THE EASTERN DESERT OF EGYPT
The Eastern Desert of Egypt lies between the river Nile and the Red Sea coast. It is composed of an almost uninterrupted chain of mountains running the length of the Red Sea coast, with a very complicated network of wadis as we move inland. Further inland is a fairly flat elevated plateau ending with small hills before the Nile valley. The width of the desert (east to west) varies between 120km in the north to more than 300km at the level of Bernice in the south. Both the Red Sea coast and the Nile river run roughly SE to NW. The sea shore is made up of fossilised coral hills and sandy beaches, these beaches or Marsas are at the mouth of a main wadi and are caused by rain floods over hundreds of centuries.

AcaciaThe main wadis in the mountains run more or less perpendicular to the coast and the Nile valley; these are caused by rain floods where very large amounts of water are channeled to the Red Sea on one side and the Nile river on the other, usually causing considerable damage. The rains are quite irregular in their occurrence; it might rain only once in one year, then wait for another 2 or 3 years to rain again and then the water may or may not run through the same wadis. It is interesting to know that one wadi, namely Wadi Shagra 20km north of Marsa Alam that was flooded in 1994 had not seen water in 70 years according to some elderly beduin. The only other source of water is wells that are usually more or less brackish as the well is located closer to or further from the sea; they are not very deep 5 to 12m in average.
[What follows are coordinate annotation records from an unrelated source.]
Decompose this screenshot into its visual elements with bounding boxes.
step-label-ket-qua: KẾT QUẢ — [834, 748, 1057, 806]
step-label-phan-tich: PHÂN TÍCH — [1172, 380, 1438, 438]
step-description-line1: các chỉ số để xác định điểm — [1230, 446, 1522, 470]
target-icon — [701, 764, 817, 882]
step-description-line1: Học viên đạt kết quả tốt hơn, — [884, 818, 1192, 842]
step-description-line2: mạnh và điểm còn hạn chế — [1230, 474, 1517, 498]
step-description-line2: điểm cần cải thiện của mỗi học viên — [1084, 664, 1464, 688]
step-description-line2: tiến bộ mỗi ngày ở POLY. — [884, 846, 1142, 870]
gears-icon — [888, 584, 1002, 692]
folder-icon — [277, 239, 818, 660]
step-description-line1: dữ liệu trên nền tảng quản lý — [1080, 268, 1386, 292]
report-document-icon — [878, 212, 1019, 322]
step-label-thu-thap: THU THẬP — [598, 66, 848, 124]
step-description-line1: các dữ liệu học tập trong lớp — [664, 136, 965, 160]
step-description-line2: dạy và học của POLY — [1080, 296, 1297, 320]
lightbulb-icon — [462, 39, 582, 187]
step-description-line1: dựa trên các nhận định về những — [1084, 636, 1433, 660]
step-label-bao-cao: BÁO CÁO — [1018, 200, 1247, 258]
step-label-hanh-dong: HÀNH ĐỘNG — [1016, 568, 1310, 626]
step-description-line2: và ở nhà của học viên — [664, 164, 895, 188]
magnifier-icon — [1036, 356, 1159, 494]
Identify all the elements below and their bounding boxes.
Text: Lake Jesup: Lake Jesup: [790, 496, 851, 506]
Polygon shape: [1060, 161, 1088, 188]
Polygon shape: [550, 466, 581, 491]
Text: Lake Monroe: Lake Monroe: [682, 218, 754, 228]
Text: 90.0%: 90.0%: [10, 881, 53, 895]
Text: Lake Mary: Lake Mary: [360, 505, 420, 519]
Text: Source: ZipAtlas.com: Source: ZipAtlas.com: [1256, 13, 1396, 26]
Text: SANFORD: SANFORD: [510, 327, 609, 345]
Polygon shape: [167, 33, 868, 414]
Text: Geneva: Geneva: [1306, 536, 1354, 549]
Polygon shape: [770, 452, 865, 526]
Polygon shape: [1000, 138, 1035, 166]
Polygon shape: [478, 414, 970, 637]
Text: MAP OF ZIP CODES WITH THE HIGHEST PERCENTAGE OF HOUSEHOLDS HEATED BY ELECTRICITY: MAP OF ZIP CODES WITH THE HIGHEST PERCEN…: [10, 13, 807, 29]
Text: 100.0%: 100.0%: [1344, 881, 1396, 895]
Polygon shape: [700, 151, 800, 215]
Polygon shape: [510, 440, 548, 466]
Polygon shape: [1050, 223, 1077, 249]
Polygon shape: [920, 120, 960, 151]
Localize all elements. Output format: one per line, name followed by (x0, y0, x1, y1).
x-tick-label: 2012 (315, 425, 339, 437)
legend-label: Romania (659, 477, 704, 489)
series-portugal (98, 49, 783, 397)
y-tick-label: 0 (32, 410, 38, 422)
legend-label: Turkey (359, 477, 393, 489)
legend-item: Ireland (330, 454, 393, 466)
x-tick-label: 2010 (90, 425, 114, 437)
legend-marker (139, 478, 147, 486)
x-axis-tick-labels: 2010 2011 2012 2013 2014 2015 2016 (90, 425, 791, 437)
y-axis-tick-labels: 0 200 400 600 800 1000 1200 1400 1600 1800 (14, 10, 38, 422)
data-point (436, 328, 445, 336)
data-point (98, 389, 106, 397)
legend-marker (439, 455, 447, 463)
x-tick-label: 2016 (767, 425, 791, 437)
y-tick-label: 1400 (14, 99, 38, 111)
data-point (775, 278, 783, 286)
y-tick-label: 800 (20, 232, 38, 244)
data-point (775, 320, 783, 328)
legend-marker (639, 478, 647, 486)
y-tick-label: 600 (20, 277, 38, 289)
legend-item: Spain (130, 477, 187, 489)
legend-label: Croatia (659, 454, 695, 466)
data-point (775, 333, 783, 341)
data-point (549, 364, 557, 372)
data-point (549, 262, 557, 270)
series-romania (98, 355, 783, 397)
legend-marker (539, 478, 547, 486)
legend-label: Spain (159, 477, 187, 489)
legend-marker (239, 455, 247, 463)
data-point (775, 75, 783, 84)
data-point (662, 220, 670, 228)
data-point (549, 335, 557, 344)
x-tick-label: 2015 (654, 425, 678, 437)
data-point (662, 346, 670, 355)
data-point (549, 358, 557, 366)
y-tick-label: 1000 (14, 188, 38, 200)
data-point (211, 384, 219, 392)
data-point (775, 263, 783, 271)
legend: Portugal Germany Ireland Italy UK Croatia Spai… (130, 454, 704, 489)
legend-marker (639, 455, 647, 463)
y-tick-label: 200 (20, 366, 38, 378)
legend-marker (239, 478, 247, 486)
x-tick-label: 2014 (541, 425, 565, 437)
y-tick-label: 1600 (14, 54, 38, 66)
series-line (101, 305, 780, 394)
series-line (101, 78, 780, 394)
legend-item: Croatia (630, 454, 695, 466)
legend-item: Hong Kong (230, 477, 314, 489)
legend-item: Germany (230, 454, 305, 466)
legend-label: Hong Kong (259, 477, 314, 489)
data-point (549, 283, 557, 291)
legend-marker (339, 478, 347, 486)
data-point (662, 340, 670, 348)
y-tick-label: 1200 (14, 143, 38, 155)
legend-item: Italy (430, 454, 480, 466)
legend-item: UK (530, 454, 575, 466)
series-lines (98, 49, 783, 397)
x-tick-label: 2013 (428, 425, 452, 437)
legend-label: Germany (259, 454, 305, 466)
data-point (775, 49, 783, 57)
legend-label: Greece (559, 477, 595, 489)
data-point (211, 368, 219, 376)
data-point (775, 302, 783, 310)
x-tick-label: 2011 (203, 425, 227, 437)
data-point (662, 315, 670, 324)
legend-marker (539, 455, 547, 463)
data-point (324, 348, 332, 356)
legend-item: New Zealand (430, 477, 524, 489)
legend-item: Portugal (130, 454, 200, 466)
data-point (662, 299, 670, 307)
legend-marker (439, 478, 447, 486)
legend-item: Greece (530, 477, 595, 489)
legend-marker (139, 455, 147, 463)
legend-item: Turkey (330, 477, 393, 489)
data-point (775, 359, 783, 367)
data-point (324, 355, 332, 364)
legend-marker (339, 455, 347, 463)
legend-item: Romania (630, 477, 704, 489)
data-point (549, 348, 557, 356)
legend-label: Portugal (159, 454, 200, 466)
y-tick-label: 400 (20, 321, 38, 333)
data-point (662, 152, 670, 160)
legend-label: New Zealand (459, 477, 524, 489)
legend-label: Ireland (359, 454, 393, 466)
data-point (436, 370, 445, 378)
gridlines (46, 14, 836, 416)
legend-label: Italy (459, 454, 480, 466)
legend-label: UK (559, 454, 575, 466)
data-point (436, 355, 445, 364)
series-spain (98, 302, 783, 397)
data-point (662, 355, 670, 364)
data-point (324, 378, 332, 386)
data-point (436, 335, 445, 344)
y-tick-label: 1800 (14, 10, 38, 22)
The only vegetation present is plants, shrubs and trees that grow naturally in the wadis. In the months after rain, the wadis are all covered with different hues of green and yellow, excellent food for the herds of goats, sheep and camels. Among the shrubs, some like Hargl, Elfeen and others are used by the beduin for medicinal purposes, a small tree gives reddish berry-like fruits called Anab or grapes in Arabic, these are considered a delicatesse.
 
The bedouin living in this part of the Eastern Desert are the Ababda in the south and the Maaza in the north.

lizardGazelles, a variety of birds of prey and colorful lizards are fairly common. Other animals that inhabit the desert, among which the ibex, hyrax, jerboa, fox, desert hare, varaan (a large lizard) and viper are more rare to encounter. Their tracks in sandy parts of the wadis often reveal their presence and actions during the previous night or even foregoing hours.
 
The area is very rich in minerals and the extent of mining exploitation in ancient times is not yet fully known. We do know that gold, emerald, talc and iron have been extracted since early Pharaonic times.

The ruins date back to the Ptolemeic and Roman eras, with some evidence of Arabic settlement here and there. The sites are either old mines, quarries and villages, or parts of tracks, wells and fortresses which are inter linked. Their main purpose was for the easy passage of goods from the ports along the Red Sea coast who received goods from India, China and the Far East. The goods were bound for Turkey and Europe and would cross the desert by donkey or camel caravans to the Nile and eventually to the Mediterranean Sea. Goods from the Mediterranean area to the Far East would follow the same path in reverse.